Crain's Op-Ed: Hunger relief in a box won't work in New York City

Liz Krueger

February 28, 2018

New York - Today, in an op-ed published in Crain's New York Business, Senator Krueger, Fund For New York City President Mary McCormick, and fellow co-founder of the Food Bank of New York City Kathy Goldman, argue that Trump Administration plans to replace SNAP with a box of government-chosen food will worsen the chronic hunger crisis in New York and across the country.

HUNGER RELIEF IN A BOX WON'T WORK IN NEW YORK CITY

Thirty-five years ago the federal government came to New York City with 17 million pounds of cheese for poor New Yorkers and no plan. For weeks city leaders recruited community-based organizations to figure out how to distribute 10-pound blocks of dairy product. Washington’s actions demonstrated how out of touch it was with the realities of hunger.

We never thought we would see those days again. Then the Trump administration released its latest budget proposal.

As it happens, 1983 was also the year we began building a food bank for our city. A group of concerned New Yorkers came together to respond to the unprecedented need they were seeing in their communities. City government provided the startup funding, and three food corporations made early pledges of year-round food donations to make the effort a success. Together, we were able to take an empty warehouse in the Bronx and transform it into the main source of food, resources and information to prevent hunger in our city.

Food Bank for New York City now provides food for nearly 1.4 million New Yorkers through a network of approximately 1,000 food pantries, soup kitchens, community-based organizations and schools. The founding of Food Bank is a powerful demonstration of what can be achieved when New Yorkers step up on behalf of their neighbors. To this day, government remains a necessary and vital partner, corporate allies continue to contribute resources to the fight against hunger, and individual New Yorkers generously lend their time and energy. All of the work of Food Bank today is rooted in those early partnerships.
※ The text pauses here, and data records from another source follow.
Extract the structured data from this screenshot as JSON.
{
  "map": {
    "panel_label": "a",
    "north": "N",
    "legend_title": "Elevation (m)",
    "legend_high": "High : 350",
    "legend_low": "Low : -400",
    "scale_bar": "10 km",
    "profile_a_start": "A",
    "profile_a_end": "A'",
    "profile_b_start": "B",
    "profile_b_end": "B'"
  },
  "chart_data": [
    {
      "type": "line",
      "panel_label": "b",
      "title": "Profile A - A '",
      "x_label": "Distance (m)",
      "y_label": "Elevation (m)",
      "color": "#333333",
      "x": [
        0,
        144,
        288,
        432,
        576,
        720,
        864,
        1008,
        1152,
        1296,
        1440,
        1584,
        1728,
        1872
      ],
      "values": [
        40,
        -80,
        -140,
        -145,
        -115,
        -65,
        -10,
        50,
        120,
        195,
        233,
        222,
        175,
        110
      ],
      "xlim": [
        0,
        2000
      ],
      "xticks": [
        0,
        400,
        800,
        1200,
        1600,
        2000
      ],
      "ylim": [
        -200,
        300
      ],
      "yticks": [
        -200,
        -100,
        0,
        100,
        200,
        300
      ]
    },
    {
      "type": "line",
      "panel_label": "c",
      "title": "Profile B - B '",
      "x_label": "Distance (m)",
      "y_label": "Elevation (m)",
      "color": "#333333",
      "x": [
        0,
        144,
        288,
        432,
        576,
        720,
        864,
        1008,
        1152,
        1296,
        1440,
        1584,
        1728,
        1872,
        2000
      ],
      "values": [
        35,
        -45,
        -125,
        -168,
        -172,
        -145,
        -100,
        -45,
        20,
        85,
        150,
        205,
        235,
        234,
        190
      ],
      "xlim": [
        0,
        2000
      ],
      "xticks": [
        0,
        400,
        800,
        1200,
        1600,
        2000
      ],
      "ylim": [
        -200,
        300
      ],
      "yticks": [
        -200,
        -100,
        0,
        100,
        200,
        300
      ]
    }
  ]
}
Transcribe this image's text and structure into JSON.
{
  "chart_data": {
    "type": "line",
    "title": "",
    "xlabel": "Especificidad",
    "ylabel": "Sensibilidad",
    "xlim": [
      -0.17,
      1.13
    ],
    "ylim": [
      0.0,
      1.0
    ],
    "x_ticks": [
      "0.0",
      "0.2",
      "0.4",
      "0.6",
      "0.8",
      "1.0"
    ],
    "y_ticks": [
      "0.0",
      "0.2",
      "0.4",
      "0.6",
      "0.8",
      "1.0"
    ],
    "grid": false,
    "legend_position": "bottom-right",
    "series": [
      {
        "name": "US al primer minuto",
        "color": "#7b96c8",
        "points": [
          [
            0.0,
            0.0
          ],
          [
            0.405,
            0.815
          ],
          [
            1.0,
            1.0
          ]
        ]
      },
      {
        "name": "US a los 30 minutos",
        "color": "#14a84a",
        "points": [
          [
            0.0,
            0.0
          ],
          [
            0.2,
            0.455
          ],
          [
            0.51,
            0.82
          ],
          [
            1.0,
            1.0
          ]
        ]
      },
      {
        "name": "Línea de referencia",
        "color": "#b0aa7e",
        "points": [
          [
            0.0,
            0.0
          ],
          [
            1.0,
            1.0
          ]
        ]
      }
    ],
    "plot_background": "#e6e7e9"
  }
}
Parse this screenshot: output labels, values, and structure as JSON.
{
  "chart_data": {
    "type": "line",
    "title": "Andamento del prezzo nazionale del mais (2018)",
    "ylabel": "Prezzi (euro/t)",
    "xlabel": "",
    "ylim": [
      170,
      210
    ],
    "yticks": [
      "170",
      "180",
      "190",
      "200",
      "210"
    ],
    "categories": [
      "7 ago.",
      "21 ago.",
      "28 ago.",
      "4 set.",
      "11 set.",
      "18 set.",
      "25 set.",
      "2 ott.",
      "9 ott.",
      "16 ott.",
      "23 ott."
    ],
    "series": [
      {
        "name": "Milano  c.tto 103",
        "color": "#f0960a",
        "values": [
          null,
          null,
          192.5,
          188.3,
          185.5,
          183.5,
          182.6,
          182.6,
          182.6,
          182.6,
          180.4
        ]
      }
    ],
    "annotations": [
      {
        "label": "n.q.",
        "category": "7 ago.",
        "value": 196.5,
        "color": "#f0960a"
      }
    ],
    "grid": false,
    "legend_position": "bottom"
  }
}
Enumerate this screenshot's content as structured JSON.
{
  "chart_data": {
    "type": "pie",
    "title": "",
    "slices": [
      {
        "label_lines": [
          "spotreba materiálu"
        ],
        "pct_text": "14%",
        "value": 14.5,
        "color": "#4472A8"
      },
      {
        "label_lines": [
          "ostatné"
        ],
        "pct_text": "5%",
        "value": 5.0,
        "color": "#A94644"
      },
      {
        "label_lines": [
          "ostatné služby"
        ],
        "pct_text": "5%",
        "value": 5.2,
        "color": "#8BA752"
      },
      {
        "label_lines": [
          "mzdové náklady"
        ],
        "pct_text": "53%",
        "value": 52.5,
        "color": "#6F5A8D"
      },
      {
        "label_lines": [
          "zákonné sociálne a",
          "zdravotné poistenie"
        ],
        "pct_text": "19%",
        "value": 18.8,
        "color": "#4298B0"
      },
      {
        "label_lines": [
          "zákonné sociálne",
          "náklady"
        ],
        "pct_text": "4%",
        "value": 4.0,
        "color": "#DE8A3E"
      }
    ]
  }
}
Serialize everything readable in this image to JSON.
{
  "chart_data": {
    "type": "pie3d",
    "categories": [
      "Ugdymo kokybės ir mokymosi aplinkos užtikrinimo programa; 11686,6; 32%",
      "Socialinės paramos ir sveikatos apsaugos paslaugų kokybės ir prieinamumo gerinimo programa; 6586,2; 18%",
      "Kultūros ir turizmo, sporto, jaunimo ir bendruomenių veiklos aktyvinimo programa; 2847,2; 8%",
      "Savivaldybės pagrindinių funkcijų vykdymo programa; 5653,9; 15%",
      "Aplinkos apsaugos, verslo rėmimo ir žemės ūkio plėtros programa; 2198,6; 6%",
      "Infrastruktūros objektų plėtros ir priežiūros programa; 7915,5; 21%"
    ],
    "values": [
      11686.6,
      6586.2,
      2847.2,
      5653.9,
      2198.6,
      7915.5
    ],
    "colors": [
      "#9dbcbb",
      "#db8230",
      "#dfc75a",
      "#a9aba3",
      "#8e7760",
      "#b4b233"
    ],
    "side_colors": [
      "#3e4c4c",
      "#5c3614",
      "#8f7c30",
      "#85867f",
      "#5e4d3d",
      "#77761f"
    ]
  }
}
While this work has provided a vital resource for New Yorkers with nowhere else to turn, we cannot celebrate that the need for emergency food has only grown. We started this organization to address a crisis, believing that through advocacy for strong public policy, we would reduce and ultimately end hunger. We never imagined our city would still need it more than three decades later.

Today Food Bank is addressing a chronic, systemic gap—which the White House’s budget would make worse. This proposal would radically cut and restructure the Supplemental Nutritional Assistance Program (SNAP)—formerly called food stamps—by cutting benefit amounts and instead forcing recipients to accept a box of food chosen by the federal government. These food boxes would increase bureaucracy while reducing efficiency, dignity and choice.

SNAP is our nation’s first line of defense against hunger. It provides more meals in New York City in 10 weeks than the entire network of food pantries and soup kitchens does in a year. Any cut to SNAP would widen our city’s annual meal gap, already at 225 million missing meals.

Elected leaders in D.C. have it within their power to solve chronic hunger. While the president’s budget proposal faces stiff odds in Congress, this is also the year Congress is scheduled to reauthorize the Farm Bill, which will set our nation’s food policy for the next five years. Congress must ensure that families and individuals have the support they need to thrive, rather than imposing additional burdens on people struggling to make ends meet.

In a nation with this much wealth and abundance, the ultimate end to hunger is not found in a food box, but in public policy that addresses its underlying causes.

Mary McCormick, president of the Fund for the City of New York, and Kathy Goldman are co-founders of Food Bank for New York City. State Sen. Liz Krueger was its first director of operations.